Patrols credited with taming frat parties
UW police extend peace-keeping program near the campus

By JAKE ELLISON
SEATTLE POST-INTELLIGENCER REPORTER

Raucous parties are on the wane in the University of Washington's northern neighborhood, where dozens of fraternities and sororities are concentrated, thanks to special police patrols, officials said yesterday.

The success at keeping the peace has helped persuade the university to extend the program through the end of the school year.

UW police were in the neighborhood again last night, cruising streets and alleys in "incident-prevention teams" that enforce drinking and noise laws, break up parties and check student IDs.

Ray Wittmier, an assistant UW Police Department chief, said the teams will continue the beefed-up Thursday-through-Saturday patrols until summer. They originally were to end in November.

The university launched the patrols after a Sept. 28 melee in the neighborhood. Hundreds of young men and women, many of them students, filled the streets. Some threw bottles at police, turned over a car and set fire to debris.

Wittmier said statistics show that the team has put a damper on frat-area partying, which neighbors said has been out of control in recent years. In the second weekend of enforcement, police reported 110 alcohol-related contacts with students. By the last weekend of November, just before the fall quarter ended, only 11 students were suspected of violations.

The patrols and Seattle's new noise ordinance have helped clean up the neighborhood, said Douglas Wills, vice president of the University Park Community Club.

"It's almost so quiet we don't know what to do," he said. "I think the word, at least for noise, has gotten out."

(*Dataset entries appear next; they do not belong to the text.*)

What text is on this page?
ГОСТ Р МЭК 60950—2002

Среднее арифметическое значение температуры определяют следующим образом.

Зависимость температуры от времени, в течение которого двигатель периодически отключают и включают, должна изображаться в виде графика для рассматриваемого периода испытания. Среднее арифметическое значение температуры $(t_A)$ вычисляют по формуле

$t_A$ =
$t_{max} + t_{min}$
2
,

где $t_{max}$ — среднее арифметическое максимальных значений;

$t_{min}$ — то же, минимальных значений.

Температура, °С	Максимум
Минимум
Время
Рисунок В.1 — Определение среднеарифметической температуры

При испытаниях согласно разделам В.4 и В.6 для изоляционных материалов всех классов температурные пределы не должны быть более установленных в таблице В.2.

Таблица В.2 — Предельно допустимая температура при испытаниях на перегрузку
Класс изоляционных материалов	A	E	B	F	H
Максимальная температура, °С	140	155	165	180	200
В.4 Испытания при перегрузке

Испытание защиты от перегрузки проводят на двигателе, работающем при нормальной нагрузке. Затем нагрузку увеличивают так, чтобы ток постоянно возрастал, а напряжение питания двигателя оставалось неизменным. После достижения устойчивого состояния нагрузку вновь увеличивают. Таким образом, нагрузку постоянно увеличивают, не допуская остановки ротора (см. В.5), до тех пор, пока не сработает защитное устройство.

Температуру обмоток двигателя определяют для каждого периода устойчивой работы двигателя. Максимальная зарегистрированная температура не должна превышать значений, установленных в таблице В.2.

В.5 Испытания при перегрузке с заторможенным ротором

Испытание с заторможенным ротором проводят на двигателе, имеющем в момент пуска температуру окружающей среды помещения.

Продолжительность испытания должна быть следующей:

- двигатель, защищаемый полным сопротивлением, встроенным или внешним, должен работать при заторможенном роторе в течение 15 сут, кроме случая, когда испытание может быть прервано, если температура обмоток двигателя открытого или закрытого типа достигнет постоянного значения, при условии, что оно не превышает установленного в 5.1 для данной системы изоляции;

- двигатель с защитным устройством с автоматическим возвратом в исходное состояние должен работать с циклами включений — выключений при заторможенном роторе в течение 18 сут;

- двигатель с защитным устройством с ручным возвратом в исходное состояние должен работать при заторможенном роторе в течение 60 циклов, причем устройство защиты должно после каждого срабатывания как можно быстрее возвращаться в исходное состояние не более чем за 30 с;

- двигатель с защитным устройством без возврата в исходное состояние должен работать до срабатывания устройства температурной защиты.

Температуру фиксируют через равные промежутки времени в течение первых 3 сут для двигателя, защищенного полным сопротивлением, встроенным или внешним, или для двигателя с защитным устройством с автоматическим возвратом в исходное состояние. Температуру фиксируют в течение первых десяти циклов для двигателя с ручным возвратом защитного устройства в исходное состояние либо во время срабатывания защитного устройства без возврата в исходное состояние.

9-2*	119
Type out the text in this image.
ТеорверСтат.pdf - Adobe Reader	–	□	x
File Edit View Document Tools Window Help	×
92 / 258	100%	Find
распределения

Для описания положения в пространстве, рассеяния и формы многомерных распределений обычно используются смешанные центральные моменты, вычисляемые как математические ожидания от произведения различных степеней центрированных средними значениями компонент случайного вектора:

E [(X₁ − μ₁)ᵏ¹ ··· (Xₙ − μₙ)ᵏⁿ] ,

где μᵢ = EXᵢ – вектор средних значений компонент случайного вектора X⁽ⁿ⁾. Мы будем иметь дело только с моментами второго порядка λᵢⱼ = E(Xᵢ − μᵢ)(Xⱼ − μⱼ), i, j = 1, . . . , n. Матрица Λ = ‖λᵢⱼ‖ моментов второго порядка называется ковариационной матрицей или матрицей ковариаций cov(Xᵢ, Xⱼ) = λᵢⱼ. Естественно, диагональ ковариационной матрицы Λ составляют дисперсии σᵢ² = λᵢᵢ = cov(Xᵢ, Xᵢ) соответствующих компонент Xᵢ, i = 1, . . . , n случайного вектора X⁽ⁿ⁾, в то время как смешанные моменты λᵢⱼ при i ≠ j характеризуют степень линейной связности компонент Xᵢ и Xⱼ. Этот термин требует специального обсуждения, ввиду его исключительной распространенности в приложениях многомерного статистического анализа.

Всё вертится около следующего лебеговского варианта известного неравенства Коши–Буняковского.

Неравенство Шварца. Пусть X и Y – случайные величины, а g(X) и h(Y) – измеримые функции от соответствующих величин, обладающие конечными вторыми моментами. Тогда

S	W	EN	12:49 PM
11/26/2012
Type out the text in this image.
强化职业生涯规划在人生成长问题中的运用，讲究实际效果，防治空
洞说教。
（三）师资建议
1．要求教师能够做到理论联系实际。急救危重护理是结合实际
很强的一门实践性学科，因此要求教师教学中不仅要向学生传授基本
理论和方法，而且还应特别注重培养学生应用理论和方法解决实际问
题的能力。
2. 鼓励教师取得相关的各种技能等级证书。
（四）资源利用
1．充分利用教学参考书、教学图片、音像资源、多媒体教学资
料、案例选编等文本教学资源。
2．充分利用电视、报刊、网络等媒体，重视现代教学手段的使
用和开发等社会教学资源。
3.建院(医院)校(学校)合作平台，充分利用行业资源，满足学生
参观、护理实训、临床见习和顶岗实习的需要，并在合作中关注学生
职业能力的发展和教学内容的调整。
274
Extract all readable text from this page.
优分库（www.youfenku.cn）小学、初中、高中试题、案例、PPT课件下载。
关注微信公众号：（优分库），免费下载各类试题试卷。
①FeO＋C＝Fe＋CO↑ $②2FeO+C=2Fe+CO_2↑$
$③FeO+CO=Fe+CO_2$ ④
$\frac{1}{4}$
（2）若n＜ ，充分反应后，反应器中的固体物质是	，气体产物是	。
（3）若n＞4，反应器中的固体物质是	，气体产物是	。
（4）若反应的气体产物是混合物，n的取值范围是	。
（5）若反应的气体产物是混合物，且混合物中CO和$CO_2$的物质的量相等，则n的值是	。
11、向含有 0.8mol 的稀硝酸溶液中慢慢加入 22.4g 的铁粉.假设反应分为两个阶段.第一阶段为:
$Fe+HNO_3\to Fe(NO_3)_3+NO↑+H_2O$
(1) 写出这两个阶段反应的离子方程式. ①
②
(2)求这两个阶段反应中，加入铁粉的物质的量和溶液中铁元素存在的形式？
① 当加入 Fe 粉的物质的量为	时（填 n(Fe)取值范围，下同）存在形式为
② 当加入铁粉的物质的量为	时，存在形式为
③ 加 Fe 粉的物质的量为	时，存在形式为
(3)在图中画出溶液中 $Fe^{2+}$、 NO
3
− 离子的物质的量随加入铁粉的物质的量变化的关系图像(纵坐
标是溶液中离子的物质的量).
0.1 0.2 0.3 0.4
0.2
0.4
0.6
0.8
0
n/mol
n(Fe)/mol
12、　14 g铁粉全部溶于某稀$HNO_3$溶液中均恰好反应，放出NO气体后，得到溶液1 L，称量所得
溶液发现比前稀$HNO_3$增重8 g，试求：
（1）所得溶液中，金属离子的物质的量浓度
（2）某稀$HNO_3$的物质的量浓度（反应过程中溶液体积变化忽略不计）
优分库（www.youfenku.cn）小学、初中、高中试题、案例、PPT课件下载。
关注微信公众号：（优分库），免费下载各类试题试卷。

The organization that watches over UW frats reported that the number of social events at those houses has also dropped off.

"Some of the fraternities felt that due to the incident-prevention teams, they had to cut back on the number of events," said Jason Bartusch, director of the Interfraternity Council. "Having a social event and knowing the teams are out there is like wanting to get into trouble."

The melee erupted on the heels of two lawsuits filed against the UW over alleged sexual abuse of two women. The former students, teens at the time, said they had been drinking at separate parties in fraternities and were raped afterward by student athletes.

The brawl and suits led to calls for the UW to apply its code of conduct to students off campus and wield its ability to expel students as a deterrent. Mayor Greg Nickels and community leaders still want the university to take that step, even though the incident-prevention teams are having a strong impact.

"We're still pushing for the extension of the code," Wills said. "It could make an additional improvement."

Student leaders, however, oppose such a move. "Any blanket extension of the student conduct code wouldn't be acceptable," said senior Alfredo Padilla, a member of the Student Senate. He called for a wider exploration of how to address neighborhood concerns, including student input. "Any extension that would put undue scrutiny into student lives wouldn't be acceptable."

UW officials say they are exploring extending the code but don't have a deadline for a decision.